Comment by Nancy Bell Scott on March 14, 2020 at 10:52pm

Link to excellent article re: coronavirus based on science + math + history:  https://medium.com/@tomaspueyo/coronavirus-act-today-or-people-will...

Just catching up here now after 2 days of trying to stock up on groceries etc. Thank you, Dave (and Ilya), for your thoughtful + educational posts. I started to wonder about the virus via mail art only yesterday. It has never been possible to wait even a day to open a mail art, but maybe i'll have to start to learn.

Like Carmela I'll continue to send m-a unless symptoms show up in my house or it becomes obvious that mail in general is a danger -- while assuming everyone takes the precautions for opening they believe and find out are best.

Hoping you all weather this thing in fine shape,

nancy

Comment by Carmela Rizzuto on March 14, 2020 at 9:43pm

Hi David--I will send mail art until I get symptoms, or think that I have been exposed to the covid-19 virus. My only precaution is that I use a damp sponge to moisten glue flaps on envelopes. No science to back this up--just being paranoid which is easy to do ; )

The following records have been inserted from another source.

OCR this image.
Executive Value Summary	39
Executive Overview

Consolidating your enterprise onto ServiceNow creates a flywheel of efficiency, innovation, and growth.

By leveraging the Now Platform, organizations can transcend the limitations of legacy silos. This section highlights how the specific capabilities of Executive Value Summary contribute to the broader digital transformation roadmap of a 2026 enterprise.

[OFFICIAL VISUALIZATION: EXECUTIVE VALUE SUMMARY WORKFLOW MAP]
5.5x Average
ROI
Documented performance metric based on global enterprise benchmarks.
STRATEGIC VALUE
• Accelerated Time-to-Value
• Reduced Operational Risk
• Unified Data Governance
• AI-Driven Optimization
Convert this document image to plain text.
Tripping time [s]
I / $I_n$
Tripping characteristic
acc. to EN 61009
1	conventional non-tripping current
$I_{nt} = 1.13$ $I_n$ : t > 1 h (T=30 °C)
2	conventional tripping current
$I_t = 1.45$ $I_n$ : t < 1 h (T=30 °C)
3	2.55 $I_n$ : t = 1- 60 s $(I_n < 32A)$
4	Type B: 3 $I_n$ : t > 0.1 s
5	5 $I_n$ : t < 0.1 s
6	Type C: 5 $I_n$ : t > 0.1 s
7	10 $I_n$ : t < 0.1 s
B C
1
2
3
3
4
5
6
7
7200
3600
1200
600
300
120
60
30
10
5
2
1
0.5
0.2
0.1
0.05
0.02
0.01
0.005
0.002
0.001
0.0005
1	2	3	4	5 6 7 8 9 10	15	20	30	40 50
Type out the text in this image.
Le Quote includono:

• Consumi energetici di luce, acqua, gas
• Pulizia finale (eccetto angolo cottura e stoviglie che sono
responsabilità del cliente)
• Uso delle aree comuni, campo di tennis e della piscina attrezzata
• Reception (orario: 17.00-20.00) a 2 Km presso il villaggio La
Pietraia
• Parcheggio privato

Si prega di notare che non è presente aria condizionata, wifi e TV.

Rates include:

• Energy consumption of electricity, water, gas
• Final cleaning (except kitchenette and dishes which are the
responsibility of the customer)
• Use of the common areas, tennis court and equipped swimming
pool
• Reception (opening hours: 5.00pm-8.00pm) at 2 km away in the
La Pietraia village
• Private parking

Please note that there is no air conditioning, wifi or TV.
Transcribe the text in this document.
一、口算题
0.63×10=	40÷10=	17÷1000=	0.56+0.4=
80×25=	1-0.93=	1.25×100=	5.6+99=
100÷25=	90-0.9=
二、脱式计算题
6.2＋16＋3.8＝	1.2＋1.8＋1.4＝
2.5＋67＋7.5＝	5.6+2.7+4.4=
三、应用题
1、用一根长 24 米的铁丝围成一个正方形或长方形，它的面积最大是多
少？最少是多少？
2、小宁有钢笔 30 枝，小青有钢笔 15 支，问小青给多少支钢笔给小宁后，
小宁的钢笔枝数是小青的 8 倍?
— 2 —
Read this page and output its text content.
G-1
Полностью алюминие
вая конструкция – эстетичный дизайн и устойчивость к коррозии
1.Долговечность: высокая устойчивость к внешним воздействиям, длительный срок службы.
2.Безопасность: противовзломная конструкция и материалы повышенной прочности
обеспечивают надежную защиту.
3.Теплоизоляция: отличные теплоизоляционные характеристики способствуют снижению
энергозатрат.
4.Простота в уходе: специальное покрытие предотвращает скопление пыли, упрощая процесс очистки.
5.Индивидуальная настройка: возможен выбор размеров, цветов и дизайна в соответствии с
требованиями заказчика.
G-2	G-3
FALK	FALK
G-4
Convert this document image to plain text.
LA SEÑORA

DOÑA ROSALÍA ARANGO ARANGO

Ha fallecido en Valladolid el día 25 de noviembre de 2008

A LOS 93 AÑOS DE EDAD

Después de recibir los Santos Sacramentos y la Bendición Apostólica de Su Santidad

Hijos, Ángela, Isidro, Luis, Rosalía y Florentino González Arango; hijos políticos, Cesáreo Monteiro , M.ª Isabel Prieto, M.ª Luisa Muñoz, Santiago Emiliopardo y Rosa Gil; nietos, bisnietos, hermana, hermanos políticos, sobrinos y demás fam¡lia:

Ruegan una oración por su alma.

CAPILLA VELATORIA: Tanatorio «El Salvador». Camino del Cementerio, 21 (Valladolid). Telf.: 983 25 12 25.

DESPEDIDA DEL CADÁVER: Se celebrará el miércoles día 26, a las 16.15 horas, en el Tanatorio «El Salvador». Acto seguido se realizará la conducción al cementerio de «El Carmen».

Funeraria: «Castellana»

Comment by Ptrzia (TICTAC) on March 14, 2020 at 3:25pm

hi Sabrina..as long as I let my mother win when we play cards I am fine! :-)) I know what you mean, though. anyways..we are ok within our limitations compared to others, we also have nice neighbours we talk to from the windows..it is a small dead-en street and chatty. Germany is quite affected too, my son lives and works in Munich, he tells me off if I worry. but life is not easy anywhere.and my heart goes to who is suffering alone, unfortunately having no family able to visit. thank you for the clarification, all is so mixed up I battle between theories that often come from scientists.  thank you for your wishes, likewise all the best to you too...and everyone else reading us.